Via D’Amelio
di Flavio Provini
(al giudice Paolo Borsellino, alla sua scorta)
Ora che la sveglia non squilla più alle cinque
e ingiustizia è fatta sullo scranno del tempo,
io danzo farfalla bianca in un pulviscolo di ricordi
e nuvole sospese sul tramestio dei vivi,
assolvo un Dio genuflesso come fosse il reo
di quel boato – un neo sulla pelle del passato –
con il mio corteo di cinque amici ancora appresso
nel cielo dove il sole è un bocciolo di zagara.

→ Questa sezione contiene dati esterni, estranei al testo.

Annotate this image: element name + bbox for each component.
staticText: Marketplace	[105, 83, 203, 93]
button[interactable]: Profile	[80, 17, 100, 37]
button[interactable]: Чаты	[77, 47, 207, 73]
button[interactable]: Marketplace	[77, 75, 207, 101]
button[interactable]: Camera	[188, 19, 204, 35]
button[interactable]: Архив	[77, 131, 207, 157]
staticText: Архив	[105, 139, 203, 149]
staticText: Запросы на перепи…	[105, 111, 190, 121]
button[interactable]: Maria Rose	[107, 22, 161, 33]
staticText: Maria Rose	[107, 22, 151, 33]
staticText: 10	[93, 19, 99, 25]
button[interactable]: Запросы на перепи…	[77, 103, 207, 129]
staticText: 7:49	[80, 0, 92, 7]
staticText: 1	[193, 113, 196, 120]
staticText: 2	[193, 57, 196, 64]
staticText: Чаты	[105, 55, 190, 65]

E ci stringiamo insieme, io e i miei ragazzi
strappati ai roseti in fiore come spine fastidiose,
piantiamo a memoria il seme del perdono,
un segno di vittoria che ora echeggia nelle scuole,
sulle stampe ingiallite dove ancora sono
fiero nel gessato grigio su misura,
un sorriso scucito ai baffetti per non tradire
la paura che mi azzannava il cuore,
e i miei figli in sogno che si sbracciavano
mentre salivo i gradini del Palazzo Azzurro.
Non ho più la toga adesso, né un arsenale di illusioni
neppure il caldo abbraccio di un’idea onesta
a coprire membra implose come petardi
in uno scoppio che capovolse il giorno,
là, da mia madre, sul davanzale dell’estate.
E faccio ancora l’amore coi commi della legge
mi inebrio di fragranze di precetti,
di parole belle, come lealtà, rispetto, buon costume
di assiomi che scuotono il tetto delle istituzioni.
E li ripeto, li ripetiamo in coretto, io e quei cinque eroi
Agostino, Vincenzo, Claudio, Walter, Emanuela
quando ricordiamo il gas che scalzò l’abbaglio viola
i coriandoli che fummo su lamiere e calcinacci
la ruggine del vespro giunto troppo presto
la bolla che ci fagocitò prima della stretta del silenzio
e le sirene delle volanti che non sentimmo,
già farfalle bianche su una nube di tritolo
in quel volo di metà luglio, in Via D’Amelio.